Sixty years ago, Tibet and Bhutan were both reclusive feudal societies virtually shut to the outside world, under absolute rulers viewed as close to Buddha in most people's eyes.

But after Tibet was swallowed up by China, Bhutan befriended India and embarked on a gradual path of modernisation and opening up that culminated in last week's parliamentary elections, ending a century of royal rule and ushering in democracy.

Despite the advances, Bhutan remains a tightly controlled society where criticism of the elite, let alone protests, is almost unheard of.

Tibetan refugees were welcomed into Bhutan in the 1950s and given land by the king.
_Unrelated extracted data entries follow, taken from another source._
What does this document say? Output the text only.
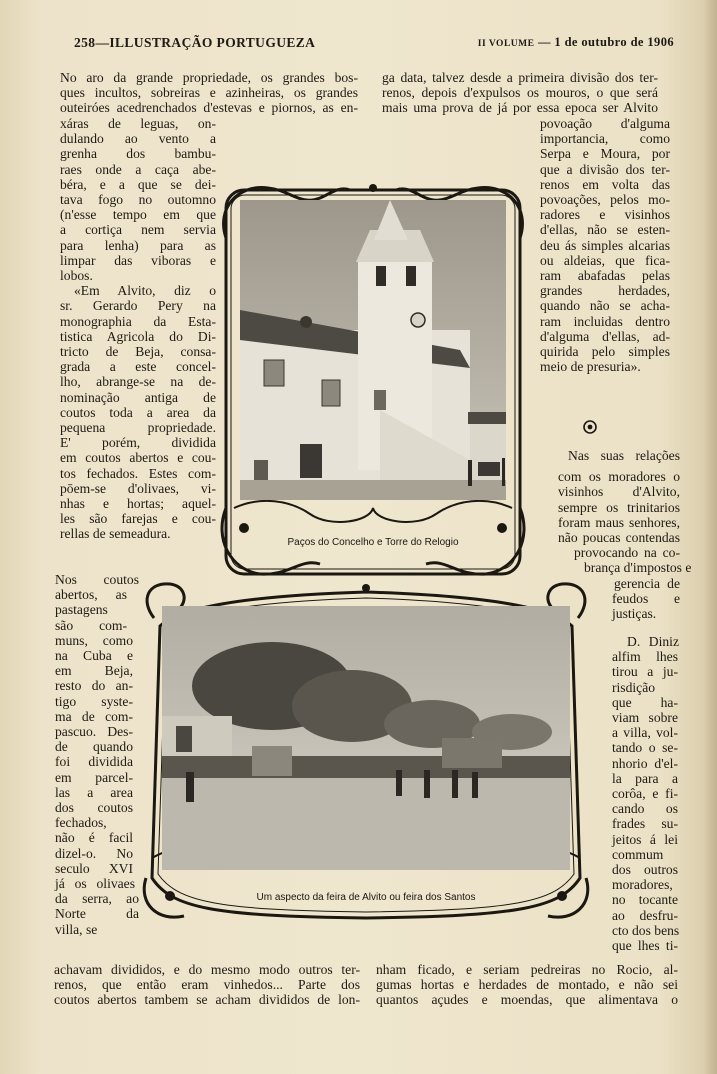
258—ILLUSTRAÇÃO PORTUGUEZA	II VOLUME — 1 de outubro de 1906
No aro da grande propriedade, os grandes bos-
ques incultos, sobreiras e azinheiras, os grandes
outeiróes acedrenchados d'estevas e piornos, as en-
ga data, talvez desde a primeira divisão dos ter-
renos, depois d'expulsos os mouros, o que será
mais uma prova de já por essa epoca ser Alvito
xáras de leguas, on-
dulando ao vento a
grenha dos bambu-
raes onde a caça abe-
béra, e a que se dei-
tava fogo no outomno
(n'esse tempo em que
a cortiça nem servia
para lenha) para as
limpar das viboras e
lobos.
«Em Alvito, diz o
sr. Gerardo Pery na
monographia da Esta-
tistica Agricola do Di-
tricto de Beja, consa-
grada a este concel-
lho, abrange-se na de-
nominação antiga de
coutos toda a area da
pequena propriedade.
E' porém, dividida
em coutos abertos e cou-
tos fechados. Estes com-
pōem-se d'olivaes, vi-
nhas e hortas; aquel-
les são farejas e cou-
rellas de semeadura.
Nos coutos
abertos, as
pastagens
são com-
muns, como
na Cuba e
em Beja,
resto do an-
tigo syste-
ma de com-
pascuo. Des-
de quando
foi dividida
em parcel-
las a area
dos coutos
fechados,
não é facil
dizel-o. No
seculo XVI
já os olivaes
da serra, ao
Norte da
villa, se
achavam divididos, e do mesmo modo outros ter-
renos, que então eram vinhedos... Parte dos
coutos abertos tambem se acham divididos de lon-
povoação d'alguma
importancia, como
Serpa e Moura, por
que a divisão dos ter-
renos em volta das
povoações, pelos mo-
radores e visinhos
d'ellas, não se esten-
deu ás simples alcarias
ou aldeias, que fica-
ram abafadas pelas
grandes herdades,
quando não se acha-
ram incluidas dentro
d'alguma d'ellas, ad-
quirida pelo simples
meio de presuria».
Nas suas relações
com os moradores o
visinhos d'Alvito,
sempre os trinitarios
foram maus senhores,
não poucas contendas
provocando na co-
brança d'impostos e
gerencia de
feudos e
justiças.
D. Diniz
alfim lhes
tirou a ju-
risdição
que ha-
viam sobre
a villa, vol-
tando o se-
nhorio d'el-
la para a
corôa, e fi-
cando os
frades su-
jeitos á lei
commum
dos outros
moradores,
no tocante
ao desfru-
cto dos bens
que lhes ti-
nham ficado, e seriam pedreiras no Rocio, al-
gumas hortas e herdades de montado, e não sei
quantos açudes e moendas, que alimentava o
Paços do Concelho e Torre do Relogio
Um aspecto da feira de Alvito ou feira dos Santos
In the small village of Hongtsho in central Bhutan, Tibetan families grow potatoes and have planted apple orchards, selling their produce by the roadside.

Tshering Jamtsho was just two years old when his parents carried him on their backs in a long and dangerous trek from Tibet to Bhutan in 1959, the same year Tibet's spiritual leader the Dalai Lama fled to India after a failed uprising.

Jamtsho says he will always be grateful for the safe haven he found here.

"I was born in Tibet and brought up in Bhutan," he said in the shrine room of his house, butter lamps burning near photographs of the Dalai Lama and the kings of Bhutan. "The countries are like my father and my mother."

UNCOMFORTABLE LIMBO

Those who renounced the right to return to Tibet were granted Bhutanese citizenship, and they and their children were allowed to take part in last week's elections.

But the majority told Bhutanese authorities they would like to return to Tibet one day. As a result, they remain refugees, and youngsters complained that makes them feel like second class citizens.

Without a security clearance -- something they say is virtually impossible to obtain -- Tibetans cannot get government jobs, enrol their children in higher education or obtain licences to run private business.

Many get around that rule by renting shop licences off native Bhutanese, but it leaves them in an uncomfortable limbo.

"It is hard for us to get papers, and we don't get jobs easily," said a woman who sells Tibetan souvenirs in a small market in the Bhutanese capital, Thimphu.

"If we get independence we would like to go back to Tibet," she added. "But if we get ID cards we would probably stay here."

Despite their cultural links, Bhutan's people hardly seem to care about the problems of their Tibetan neighbours, a function of their long isolation in the Himalayas.

But Tibetans say they do mix with Bhutanese people and at least are free to practice their religion inside the country.

"As a refugee life goes, this is not too bad," said one young man.

SCHOOLED IN INDIA

Yet parents usually send their children off from a relatively young age to be educated in Indian towns like Darjeeling and Dharamsala, where Tibetan schools teach them their language and culture and give them the chance for higher education.

Bhutan has a population of less than 700,000 people and after an influx of Tibetans in 1959 it closed its northern borders for fear of being swamped. New refugees are no longer welcome.

Dolker, a 48-year-old farmer's wife says she was born high in the Himalayas, right on the border of Bhutan and Tibet, in the midst of a dangerous and arduous trek to safety.

Today she looks after her 82-year-old mother Choden, but the rest of her family are scattered.

All three of her children, aged 19, 18 and 16, study in Mussoorie in India. She has a younger sister in Canada, and a brother in the Indian Himalayan state of Ladakh.

"The army came and tortured families and the rest had to flee," she said, relating her family's odyssey in 1959 as her lined and hunched mother sat on a bed twisting her prayer beads.

"My parents had many brothers and sisters who were put in prison, and we have never found out what happened to them. We do not know if they lived or died," she said, as her mother looked pained.

The simple, dirt-floored house was decorated with mementoes of her absent children, posters of Arnold Schwarzenegger, crayon drawings of Bhutanese stupas or rural scenes on the walls.

"We always have a little hope, but we are not really sure if freedom is possible," she said.